For those who prefer alternative resource managers, Spark can also run
just as easily on clusters controlled by Apache Mesos. Running Spark on
Mesos, from the Apache Spark project, provides more configuration
details.
A series of scripts bundled with current releases of Spark simplify the
process of launching Spark on Amazon Web Services' Elastic Compute
Cloud (EC2). Running Spark on EC2, from the Apache Spark project,
provides more configuration details.
Storage Options
Although often linked with the Hadoop Distributed File System (HDFS),
Spark can integrate with a range of commercial or open source third-party
data storage systems, including:
• MapR (file system and database)
• Google Cloud
• Amazon S3
• Apache Cassandra
• Apache Hadoop (HDFS)
• Apache HBase
• Apache Hive
• Berkeley's Tachyon project
Developers are most likely to choose the data storage system they are
already using elsewhere in their workflow.
API Overview
Spark's capabilities can all be accessed and controlled using a rich API.

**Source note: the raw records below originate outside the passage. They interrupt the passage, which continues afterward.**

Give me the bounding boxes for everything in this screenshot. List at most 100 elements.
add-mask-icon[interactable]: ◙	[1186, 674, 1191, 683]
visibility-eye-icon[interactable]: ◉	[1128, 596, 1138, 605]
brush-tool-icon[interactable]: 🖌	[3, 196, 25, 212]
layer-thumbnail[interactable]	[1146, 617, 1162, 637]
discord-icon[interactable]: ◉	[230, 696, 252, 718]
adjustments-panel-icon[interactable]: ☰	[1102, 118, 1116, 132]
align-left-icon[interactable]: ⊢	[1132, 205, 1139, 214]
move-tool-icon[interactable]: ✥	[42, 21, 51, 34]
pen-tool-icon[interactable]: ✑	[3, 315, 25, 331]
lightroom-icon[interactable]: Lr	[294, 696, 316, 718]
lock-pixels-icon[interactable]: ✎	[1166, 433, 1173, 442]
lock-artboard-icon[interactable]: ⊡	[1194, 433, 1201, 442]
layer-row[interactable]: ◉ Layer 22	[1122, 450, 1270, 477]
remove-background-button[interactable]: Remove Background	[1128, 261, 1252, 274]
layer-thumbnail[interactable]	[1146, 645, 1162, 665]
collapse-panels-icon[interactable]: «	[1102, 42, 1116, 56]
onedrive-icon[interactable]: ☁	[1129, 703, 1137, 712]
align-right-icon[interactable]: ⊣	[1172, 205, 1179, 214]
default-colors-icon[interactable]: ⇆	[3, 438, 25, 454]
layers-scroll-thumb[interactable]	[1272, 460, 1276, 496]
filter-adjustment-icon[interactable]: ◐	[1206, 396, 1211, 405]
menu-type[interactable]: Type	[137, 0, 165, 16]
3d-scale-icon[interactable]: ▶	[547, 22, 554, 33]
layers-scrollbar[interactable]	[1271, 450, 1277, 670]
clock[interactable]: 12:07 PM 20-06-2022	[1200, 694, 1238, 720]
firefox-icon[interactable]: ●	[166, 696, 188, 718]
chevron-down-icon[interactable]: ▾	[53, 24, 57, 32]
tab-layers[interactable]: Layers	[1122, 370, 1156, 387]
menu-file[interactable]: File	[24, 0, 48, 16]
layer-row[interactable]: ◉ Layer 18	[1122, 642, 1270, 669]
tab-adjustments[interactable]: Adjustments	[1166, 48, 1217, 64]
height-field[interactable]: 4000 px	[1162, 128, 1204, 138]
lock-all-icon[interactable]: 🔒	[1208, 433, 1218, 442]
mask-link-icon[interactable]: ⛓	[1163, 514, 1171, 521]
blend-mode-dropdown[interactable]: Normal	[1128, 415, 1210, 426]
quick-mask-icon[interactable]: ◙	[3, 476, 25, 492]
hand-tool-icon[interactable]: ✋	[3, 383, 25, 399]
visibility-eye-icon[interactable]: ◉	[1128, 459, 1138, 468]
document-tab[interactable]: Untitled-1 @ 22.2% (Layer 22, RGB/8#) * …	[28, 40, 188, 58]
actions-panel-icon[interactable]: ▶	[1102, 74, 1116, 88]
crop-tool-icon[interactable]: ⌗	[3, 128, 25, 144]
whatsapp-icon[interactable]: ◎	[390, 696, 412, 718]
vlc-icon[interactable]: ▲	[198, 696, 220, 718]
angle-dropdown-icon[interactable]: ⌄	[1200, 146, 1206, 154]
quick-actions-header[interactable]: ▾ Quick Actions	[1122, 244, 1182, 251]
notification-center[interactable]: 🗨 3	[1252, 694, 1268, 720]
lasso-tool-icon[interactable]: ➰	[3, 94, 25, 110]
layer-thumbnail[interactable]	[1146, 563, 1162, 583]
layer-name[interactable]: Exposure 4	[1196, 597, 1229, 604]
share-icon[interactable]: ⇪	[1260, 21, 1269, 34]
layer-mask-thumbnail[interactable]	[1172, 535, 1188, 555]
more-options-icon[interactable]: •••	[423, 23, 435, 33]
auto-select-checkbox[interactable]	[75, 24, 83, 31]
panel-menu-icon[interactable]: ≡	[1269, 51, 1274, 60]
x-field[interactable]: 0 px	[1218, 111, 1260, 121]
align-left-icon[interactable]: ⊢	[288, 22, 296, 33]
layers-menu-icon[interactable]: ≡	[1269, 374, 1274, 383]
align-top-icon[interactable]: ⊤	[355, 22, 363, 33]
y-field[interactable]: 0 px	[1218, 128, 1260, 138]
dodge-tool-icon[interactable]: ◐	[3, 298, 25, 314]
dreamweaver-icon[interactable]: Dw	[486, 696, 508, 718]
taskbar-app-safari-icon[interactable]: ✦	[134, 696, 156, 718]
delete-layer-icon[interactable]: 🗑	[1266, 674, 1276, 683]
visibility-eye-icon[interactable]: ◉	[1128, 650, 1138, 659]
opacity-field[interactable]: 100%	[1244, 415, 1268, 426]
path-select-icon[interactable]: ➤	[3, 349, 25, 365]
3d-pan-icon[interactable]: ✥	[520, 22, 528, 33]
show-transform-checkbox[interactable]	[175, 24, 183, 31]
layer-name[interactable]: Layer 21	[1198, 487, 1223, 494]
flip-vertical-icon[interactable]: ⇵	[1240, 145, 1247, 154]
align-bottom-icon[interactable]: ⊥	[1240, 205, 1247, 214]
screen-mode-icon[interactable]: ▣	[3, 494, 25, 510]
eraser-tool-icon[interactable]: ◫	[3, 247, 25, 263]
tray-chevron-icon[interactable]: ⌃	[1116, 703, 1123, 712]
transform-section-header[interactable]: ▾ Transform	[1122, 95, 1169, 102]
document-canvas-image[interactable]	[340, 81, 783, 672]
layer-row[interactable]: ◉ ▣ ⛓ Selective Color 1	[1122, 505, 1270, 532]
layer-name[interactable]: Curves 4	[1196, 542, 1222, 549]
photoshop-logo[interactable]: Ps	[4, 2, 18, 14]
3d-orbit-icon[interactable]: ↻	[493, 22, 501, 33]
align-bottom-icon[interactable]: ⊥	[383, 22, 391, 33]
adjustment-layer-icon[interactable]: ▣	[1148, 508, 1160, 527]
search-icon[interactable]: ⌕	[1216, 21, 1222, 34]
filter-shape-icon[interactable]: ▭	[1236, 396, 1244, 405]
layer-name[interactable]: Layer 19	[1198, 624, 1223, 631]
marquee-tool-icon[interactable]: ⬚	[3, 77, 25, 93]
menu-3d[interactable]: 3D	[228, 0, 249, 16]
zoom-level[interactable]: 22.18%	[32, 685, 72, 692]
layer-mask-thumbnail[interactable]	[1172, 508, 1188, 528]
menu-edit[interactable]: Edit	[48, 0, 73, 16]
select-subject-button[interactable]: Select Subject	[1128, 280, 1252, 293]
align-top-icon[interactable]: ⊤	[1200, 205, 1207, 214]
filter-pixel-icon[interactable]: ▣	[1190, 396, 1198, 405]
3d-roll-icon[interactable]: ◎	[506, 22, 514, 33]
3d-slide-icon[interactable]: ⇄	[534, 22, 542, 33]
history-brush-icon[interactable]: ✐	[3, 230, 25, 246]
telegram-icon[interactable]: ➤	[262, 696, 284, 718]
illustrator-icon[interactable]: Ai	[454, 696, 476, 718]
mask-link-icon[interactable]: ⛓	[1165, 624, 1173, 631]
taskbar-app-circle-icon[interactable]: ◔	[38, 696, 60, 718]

This supports Spark's four principal development environments:
(Scala, Java, Python, R), and extensive documentation is provided
regarding the API's instantiation in each of these languages. The Spark
Programming Guide provides further detail, with comprehensive code
snippets in Scala, Java and Python. The Spark API was optimized for
manipulating data, with a design that reduced common data science tasks
from hundreds or thousands of lines of code to only a few.
An additional DataFrames API was added to Spark in 2015.
DataFrames offer:
• Ability to scale from kilobytes of data on a single laptop to petabytes
on a large cluster
• Support for a wide array of data formats and storage systems
• State-of-the-art optimization and code generation through the Spark
SQL Catalyst optimizer
• Seamless integration with all big data tooling and infrastructure via
Spark
• APIs for Python, Java, Scala, and R
For those familiar with a DataFrames API in other languages like R or
pandas in Python, this API will make them feel right at home. For those
not familiar with the API, but already familiar with Spark, this extended
API will ease application development, while helping to improve
performance via the optimizations and code generation.